Monday, January 23, 2012

Some things don't change

My older nephew, the newly-minted sailor, was at my mom's house this past weekend. He has a couple weeks in town before he boards his ship and my mom, ever the doting grandma, wants to spend every moment with him she can. And she likes to show him off, so I went out of my way to stop by and visit with him, even took a few photos of her grandsons together.

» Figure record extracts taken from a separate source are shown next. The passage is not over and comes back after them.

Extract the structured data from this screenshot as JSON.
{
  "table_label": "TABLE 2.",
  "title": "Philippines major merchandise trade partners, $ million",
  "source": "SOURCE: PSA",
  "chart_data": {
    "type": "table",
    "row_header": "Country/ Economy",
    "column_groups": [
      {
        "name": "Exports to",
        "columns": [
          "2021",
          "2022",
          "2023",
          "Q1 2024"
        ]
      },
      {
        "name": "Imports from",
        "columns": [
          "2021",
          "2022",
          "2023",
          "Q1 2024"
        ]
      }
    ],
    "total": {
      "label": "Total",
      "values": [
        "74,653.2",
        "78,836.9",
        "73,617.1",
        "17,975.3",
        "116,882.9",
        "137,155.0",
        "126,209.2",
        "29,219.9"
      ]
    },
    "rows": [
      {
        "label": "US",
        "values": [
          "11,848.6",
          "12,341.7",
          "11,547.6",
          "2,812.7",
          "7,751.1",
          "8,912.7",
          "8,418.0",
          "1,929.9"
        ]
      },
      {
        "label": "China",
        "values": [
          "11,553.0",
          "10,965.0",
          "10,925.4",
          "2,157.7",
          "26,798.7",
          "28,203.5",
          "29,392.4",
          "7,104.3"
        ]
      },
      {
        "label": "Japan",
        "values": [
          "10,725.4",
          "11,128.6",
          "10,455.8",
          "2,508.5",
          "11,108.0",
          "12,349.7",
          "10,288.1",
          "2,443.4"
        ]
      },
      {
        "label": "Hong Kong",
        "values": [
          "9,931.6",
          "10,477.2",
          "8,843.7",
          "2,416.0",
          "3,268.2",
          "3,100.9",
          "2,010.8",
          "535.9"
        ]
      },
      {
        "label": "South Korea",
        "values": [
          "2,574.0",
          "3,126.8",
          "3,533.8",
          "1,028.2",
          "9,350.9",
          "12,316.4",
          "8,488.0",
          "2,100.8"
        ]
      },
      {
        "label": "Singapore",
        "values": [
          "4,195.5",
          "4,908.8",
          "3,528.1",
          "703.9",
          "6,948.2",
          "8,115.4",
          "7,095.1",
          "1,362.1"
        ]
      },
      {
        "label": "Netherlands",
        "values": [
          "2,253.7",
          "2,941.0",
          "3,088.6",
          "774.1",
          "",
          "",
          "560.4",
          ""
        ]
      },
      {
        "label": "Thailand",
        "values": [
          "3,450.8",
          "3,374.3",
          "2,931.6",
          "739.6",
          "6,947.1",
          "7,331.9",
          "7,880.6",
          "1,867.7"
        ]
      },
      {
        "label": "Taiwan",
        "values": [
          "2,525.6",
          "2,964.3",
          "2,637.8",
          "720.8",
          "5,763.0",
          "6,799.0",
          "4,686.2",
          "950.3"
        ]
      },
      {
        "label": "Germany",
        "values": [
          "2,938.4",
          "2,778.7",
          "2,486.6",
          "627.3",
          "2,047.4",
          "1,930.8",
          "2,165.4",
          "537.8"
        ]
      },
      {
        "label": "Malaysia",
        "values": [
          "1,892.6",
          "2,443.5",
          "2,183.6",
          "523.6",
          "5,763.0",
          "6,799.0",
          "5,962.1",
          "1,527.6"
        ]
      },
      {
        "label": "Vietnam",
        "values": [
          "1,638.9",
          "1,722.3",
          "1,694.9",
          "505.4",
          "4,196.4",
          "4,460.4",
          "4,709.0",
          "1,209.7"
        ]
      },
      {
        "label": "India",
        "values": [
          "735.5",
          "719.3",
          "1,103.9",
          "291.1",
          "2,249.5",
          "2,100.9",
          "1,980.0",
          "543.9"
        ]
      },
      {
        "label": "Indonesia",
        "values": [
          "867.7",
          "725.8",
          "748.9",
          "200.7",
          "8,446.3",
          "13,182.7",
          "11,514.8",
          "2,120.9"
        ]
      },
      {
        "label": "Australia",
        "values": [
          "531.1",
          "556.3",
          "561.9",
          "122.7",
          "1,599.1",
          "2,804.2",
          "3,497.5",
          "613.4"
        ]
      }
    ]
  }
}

The problem is my older sister. My nephew asked me why I keep my cyst in a jar. That's what his mother, my sister, tells people, that I keep my cyst in a jar to show it off.

First of all, it measured 11"x8"x5" and was shaped like a football. It wouldn't fit in "a jar." Secondly, the reason why it, and my ovaries and uterus, were removed was to biopsy them for cancer. So no, there's nothing left for me to carry around. I did ask the doctor for copies of the photos -- ones he would have taken anyway -- because I was dying to see the cyst that had such an impact on my life for months and months.

My sister happened to call my mom's house so I asked her, "Are you telling people I carry my cyst around in jar so I can show it off?"


"Your son says you do."

"Yeah," he said loudly. "You told me that repeatedly."

I didn't have the stomach to make her squirm. After all, she's tried to reach out to me recently and besides, our being civil makes my mother so happy. So I made a joke of it and passed the phone to my nephew.

But old as we are, my sister is exactly who she always was. She really cannot stand anyone thinking highly of me. Never has been able to. It makes me sad.

The best actor of the year is Uggy

Look at him! He completely stole The Artist. He is loving, funny and brave -- everything you could want in a movie hero. And I'd much rather gaze upon his kisser than Brad Pitt's.

I demand an Oscar for Uggy!

Oh, we do that here?

WARNING: This is not the post of a grownup. It's the brain fart of a very immature gal. 

My boss was out Thursday and Friday. He explained these unscheduled absences by saying his son was in the hospital. Today, when he came back into work, he called us all into the conference room and told us that the 21-year-old is waging a brave, and so far successful, battle against bi-polar disorder.

I listened with an open heart until my boss said, "He's scared in the hospital and he would love to get cards. Just send them to my home and I'll make sure he gets them." He then went on to post his address outside his door so we can get the cards to his son right away.

What? Huh? I'm still waiting for an official card from coworkers. When I was in the hospital last autumn, when I was recuperating at home, I got individual cards from two of my coworkers, two others checked in via text and Facebook, but none of these messages were from my boss, and none were from "the team."

Oh well, we're talking about a scared kid here, not my boss. So of course I will send him a card. But I'd be less than honest on this blog if I didn't report that I'm feeling very petty right now.